Le quotidien JoongAng Ilbo avait renchéri, indiquant que ces mouvements sur le site de Punggye-ri sont de même nature que ceux observés avant le troisième essai atomique du 12 février dernier, sanctionné par le Conseil de sécurité des Nations unies et source des tensions actuelles sur la péninsule coréenne. "Nous surveillons de près la situation qui ressemble énormément à ce que nous avons vu avant le troisième essai", avait précisé une source officielle citée par le journal. "Nous tentons d'établir s'il s'agit d'une véritable préparation en vue d'un essai nucléaire ou d'un stratagème pour accentuer la pression sur nous (la Corée du Sud) et les Etats-Unis", avait ajouté la même source.
Furieuse du nouveau train de sanctions adopté par l'ONU après son nouvel essai nucléaire début février et des manœuvres militaires conjointes en cours entre les Etats-Unis et la Corée du Sud, la Corée du Nord a multiplié ces dernières semaines les déclarations belliqueuses.
Par mesure d'apaisement et afin de laisser à Pyongyang la seule responsabilité de l'escalade, Washington avait annoncé samedi le report d'un essai de Minuteman 3, missile balistique intercontinental à capacité nucléaire, qui devait être tiré cette semaine depuis la base aérienne de Vandenberg en Californie.
Pékin, seul allié de poids du régime nord-coréen, a implicitement adressé une sévère mise en garde à son voisin dont l'économie exsangue vit sous perfusion chinoise. "Personne ne devrait être autorisé à précipiter dans le chaos une région, et à plus forte raison le monde entier, par égoïsme", a lancé dimanche le président chinois Xi Jinping, sans toutefois nommer ni la Corée du Nord, ni du reste les Etats-Unis.
Pyongyang a par ailleurs transporté en train, en début de semaine dernière, deux missiles Musudan et les a installés sur des véhicules équipés d'un dispositif de tir, selon Séoul. Le Musudan, montré publiquement pour la première fois à l'occasion d'un défilé militaire en octobre 2010, aurait une portée théorique de 3.000 kilomètres, soit la capacité d'atteindre la Corée du Sud ou le Japon. L'engin pourrait toucher des cibles à 4.000 km en cas de charge légère, et donc, en principe, frapper Guam, île du Pacifique située à 3.380 km de la Corée du Nord et où se trouvent 6.000 soldats américains.
D'après Kim Jang-Soo, conseiller pour la sécurité nationale de la présidente Park Geun-Hye, un tir d'essai pourrait avoir lieu autour du 10 avril, date à laquelle le régime communiste a indiqué ne plus pouvoir garantir la sécurité des missions diplomatiques étrangères.

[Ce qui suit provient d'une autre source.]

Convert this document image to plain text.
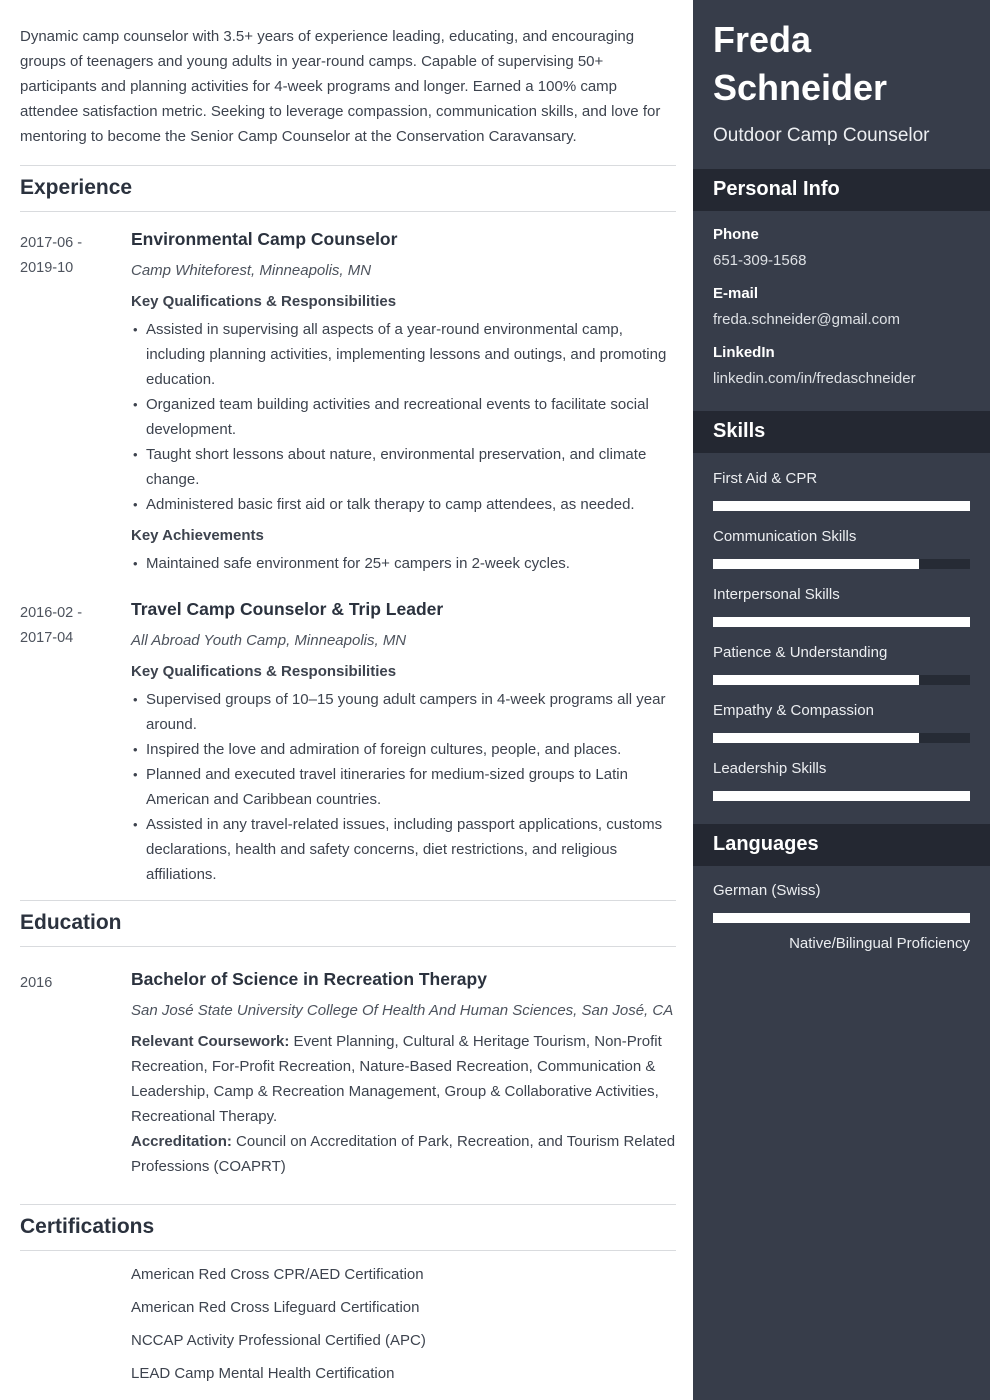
Dynamic camp counselor with 3.5+ years of experience leading, educating, and encouraging groups of teenagers and young adults in year-round camps. Capable of supervising 50+ participants and planning activities for 4-week programs and longer. Earned a 100% camp attendee satisfaction metric. Seeking to leverage compassion, communication skills, and love for mentoring to become the Senior Camp Counselor at the Conservation Caravansary.

Experience
2017-06 -
2019-10
Environmental Camp Counselor

Camp Whiteforest, Minneapolis, MN

Key Qualifications & Responsibilities

• Assisted in supervising all aspects of a year-round environmental camp, including planning activities, implementing lessons and outings, and promoting education.
• Organized team building activities and recreational events to facilitate social development.
• Taught short lessons about nature, environmental preservation, and climate change.
• Administered basic first aid or talk therapy to camp attendees, as needed.

Key Achievements

• Maintained safe environment for 25+ campers in 2-week cycles.
2016-02 -
2017-04
Travel Camp Counselor & Trip Leader

All Abroad Youth Camp, Minneapolis, MN

Key Qualifications & Responsibilities

• Supervised groups of 10–15 young adult campers in 4-week programs all year around.
• Inspired the love and admiration of foreign cultures, people, and places.
• Planned and executed travel itineraries for medium-sized groups to Latin American and Caribbean countries.
• Assisted in any travel-related issues, including passport applications, customs declarations, health and safety concerns, diet restrictions, and religious affiliations.
Education
2016	Bachelor of Science in Recreation Therapy

San José State University College Of Health And Human Sciences, San José, CA

Relevant Coursework: Event Planning, Cultural & Heritage Tourism, Non-Profit Recreation, For-Profit Recreation, Nature-Based Recreation, Communication & Leadership, Camp & Recreation Management, Group & Collaborative Activities, Recreational Therapy.

Accreditation: Council on Accreditation of Park, Recreation, and Tourism Related Professions (COAPRT)

Certifications
American Red Cross CPR/AED Certification
American Red Cross Lifeguard Certification
NCCAP Activity Professional Certified (APC)
LEAD Camp Mental Health Certification
Freda Schneider

Outdoor Camp Counselor

Personal Info
Phone
651-309-1568
E-mail
freda.schneider@gmail.com
LinkedIn
linkedin.com/in/fredaschneider
Skills
First Aid & CPR
Communication Skills
Interpersonal Skills
Patience & Understanding
Empathy & Compassion
Leadership Skills
Languages
German (Swiss)
Native/Bilingual Proficiency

Autre date phare, le 15 avril, anniversaire de la naissance du défunt fondateur du régime communiste, Kim Il-Sung. C'est peu avant cette date que la Corée du Nord avait effectué un tir -raté- de fusée en 2012, considéré par Washington comme un tir de missile balistique.
Le secrétaire général des Nations unies Ban Ki-moon a appelé la Corée du Nord à éviter toute "nouvelle provocation". "Je les appelle d'urgence à ne pas prendre de mesures qui seraient une nouvelle provocation", a-t-il déclaré à la presse à la suite d'une rencontre à La Haye avec le ministre néerlandais des Affaires étrangères Frans Timmermans : "c'est un appel urgent et honnête de la part de la communauté internationale, moi inclus".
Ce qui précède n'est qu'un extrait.